オンプレ経験からクラウドへ移れるかは、クラウド製品の操作歴だけでは決まらない。経験をつなごう。ネットワーク、認証、監視、障害対応、変更管理など、設計判断を応募先のクラウド業務へ翻訳する。

ただし、クラウド求人には移行、構築、運用、基盤開発など異なる仕事が含まれる。順序がある。本記事では、目標業務を定め、オンプレ経験を棚卸しし、不足を補い、応募先を選ぶまでの手順を示す。

最初に、クラウド求人で担当したい工程を決める

「クラウドへ移りたい」だけでは、応募先を絞れない。工程を決めよう。既存環境の移行、新規構築、日常運用、信頼性改善、共通基盤の開発のうち、次に担いたい仕事を選ぶ。

同じクラウド求人でも、管理画面で設定する仕事と、コードで構成を管理する仕事では担当範囲が異なる。差を見よう。設計、構築、レビュー、リリース、監視のどこまで持つか確認する。

移行案件なら、移行先を作るだけではない。切り替えがある。現行調査、依存関係の整理、データ移行、停止時間の調整、切り戻し、移行後の監視を誰が担うかを見る。

求人を工程と決定権で分ける

求人の方向確認する作業決定権を確かめる質問
クラウド移行現行調査、移行設計、切り替え、切り戻し移行方式と停止条件を誰が決めるか
クラウド構築ネットワーク、認証、計算資源、保存領域の設計構成案の作成者と承認者は誰か
クラウド運用監視、障害対応、変更、容量、費用の管理運用手順や監視条件を誰が変更するか
基盤開発構成コード、配備処理、共通部品、開発者支援標準構成と利用ルールを誰が決めるか
信頼性改善障害分析、性能、可用性、復旧手順の改善改善の優先順位と許容リスクを誰が決めるか

職種名だけでは判断できない。作業で探す。「クラウドエンジニア」という名称に加え、移行設計、構成管理、監視改善、配備自動化など、担当したい工程を求人票から拾う。

次に、オンプレ経験をクラウドの判断へ翻訳する

オンプレ経験を古い技術として切り捨てない。判断を抜き出す。ネットワーク分離、権限、冗長化、バックアップ、監視、変更管理で、何を根拠に設計したか整理する。

機器名や製品名だけでは、応募先との接点が見えにくい。
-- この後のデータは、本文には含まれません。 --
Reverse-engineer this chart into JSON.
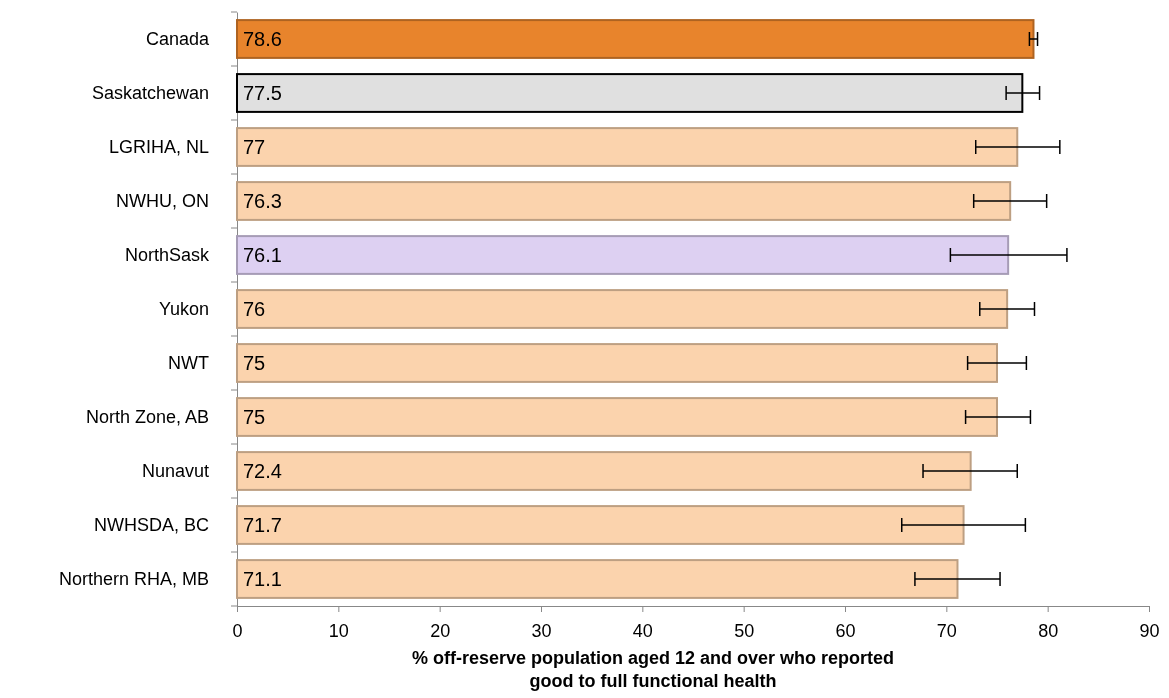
{
  "chart_data": {
    "type": "bar",
    "orientation": "horizontal",
    "categories": [
      "Canada",
      "Saskatchewan",
      "LGRIHA, NL",
      "NWHU, ON",
      "NorthSask",
      "Yukon",
      "NWT",
      "North Zone, AB",
      "Nunavut",
      "NWHSDA, BC",
      "Northern RHA, MB"
    ],
    "values": [
      78.6,
      77.5,
      77,
      76.3,
      76.1,
      76,
      75,
      75,
      72.4,
      71.7,
      71.1
    ],
    "colors": [
      "#e8842c",
      "#e0e0e0",
      "#fbd3ad",
      "#fbd3ad",
      "#ddd0f2",
      "#fbd3ad",
      "#fbd3ad",
      "#fbd3ad",
      "#fbd3ad",
      "#fbd3ad",
      "#fbd3ad"
    ],
    "errors": [
      [
        78.2,
        79.0
      ],
      [
        75.9,
        79.2
      ],
      [
        72.9,
        81.2
      ],
      [
        72.7,
        79.9
      ],
      [
        70.4,
        81.9
      ],
      [
        73.3,
        78.7
      ],
      [
        72.1,
        77.9
      ],
      [
        71.9,
        78.3
      ],
      [
        67.7,
        77.0
      ],
      [
        65.6,
        77.8
      ],
      [
        66.9,
        75.3
      ]
    ],
    "xlim": [
      0,
      90
    ],
    "xticks": [
      0,
      10,
      20,
      30,
      40,
      50,
      60,
      70,
      80,
      90
    ],
    "xlabel": "% off-reserve population aged 12 and over who reported good to full functional health",
    "data_labels": true
  }
}
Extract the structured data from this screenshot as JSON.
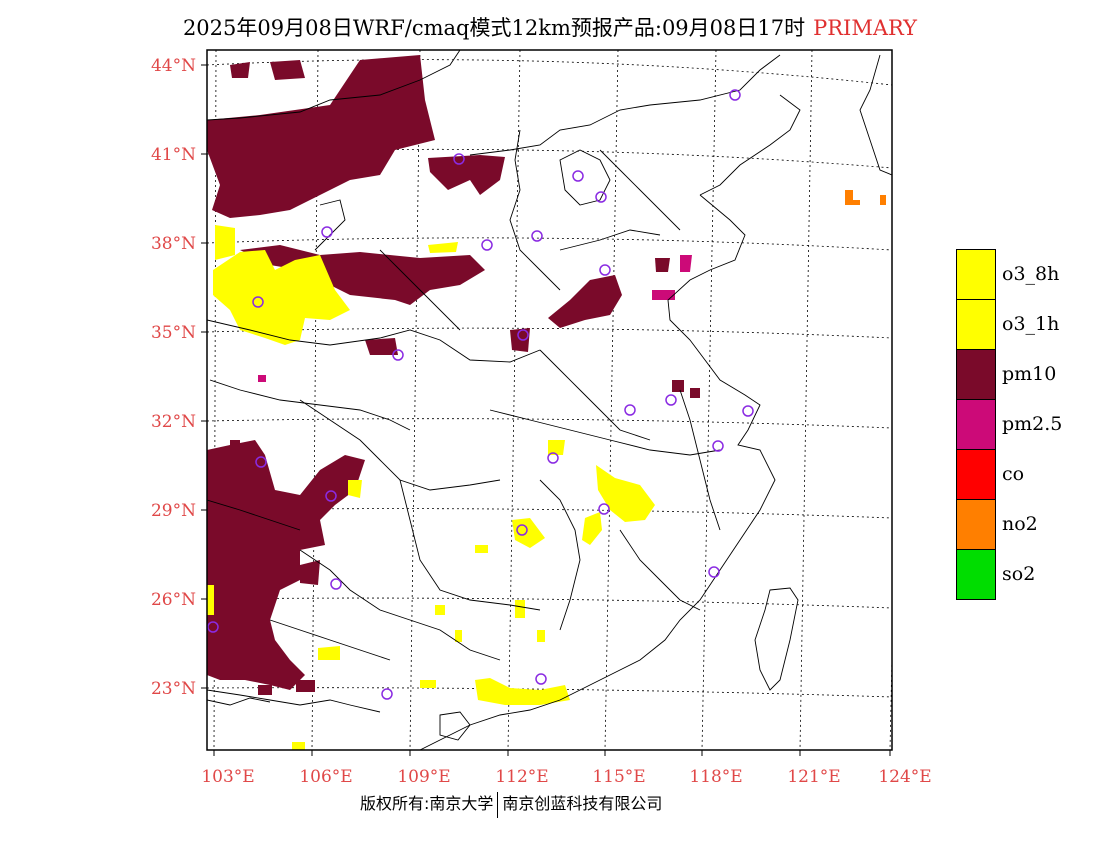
{
  "title": {
    "main": "2025年09月08日WRF/cmaq模式12km预报产品:09月08日17时",
    "tag": "PRIMARY"
  },
  "axes": {
    "lat_labels": [
      "44°N",
      "41°N",
      "38°N",
      "35°N",
      "32°N",
      "29°N",
      "26°N",
      "23°N"
    ],
    "lon_labels": [
      "103°E",
      "106°E",
      "109°E",
      "112°E",
      "115°E",
      "118°E",
      "121°E",
      "124°E"
    ]
  },
  "legend": [
    {
      "label": "o3_8h",
      "color": "#ffff00"
    },
    {
      "label": "o3_1h",
      "color": "#ffff00"
    },
    {
      "label": "pm10",
      "color": "#7a0a2a"
    },
    {
      "label": "pm2.5",
      "color": "#cc0a78"
    },
    {
      "label": "co",
      "color": "#ff0000"
    },
    {
      "label": "no2",
      "color": "#ff7f00"
    },
    {
      "label": "so2",
      "color": "#00dd00"
    }
  ],
  "colors": {
    "axis_label": "#e04848",
    "station": "#8a2be2"
  },
  "footer": {
    "left": "版权所有:南京大学",
    "right": "南京创蓝科技有限公司"
  }
}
目的へ直そう。通信を分けた理由、復旧時間の条件、障害検知の方法、権限を限定した基準まで書く。

障害対応も転用できるかを工程で確認する。境界を示そう。検知、切り分け、暫定復旧、原因分析、恒久対応、報告のうち、自分が担当し、判断した範囲を分ける。

オンプレ経験とクラウド業務を対応させる

オンプレでの経験クラウド求人で確認する接点追加で必要となる可能性がある工程
ネットワーク設計仮想ネットワーク、経路、接続、通信制御構成コード、クラウド側の接続設計
認証・権限管理利用者、役割、権限境界、操作記録権限設計のコード化、サービス間認証
サーバー構築計算資源、保存領域、イメージ、配備自動構築、変更差分の管理
監視・障害対応ログ、指標、通知、復旧、再発防止監視設計、分散環境の追跡
バックアップ保存、復元、災害対策、復旧手順複数拠点を使う復旧設計
変更管理申請、レビュー、実施、切り戻しコードレビュー、配備処理との連携

対応表では、経験が重なるから即戦力だと断定しない。求人次第だ。クラウド固有の設計、運用、費用管理を入社後に補えるかまで確認する。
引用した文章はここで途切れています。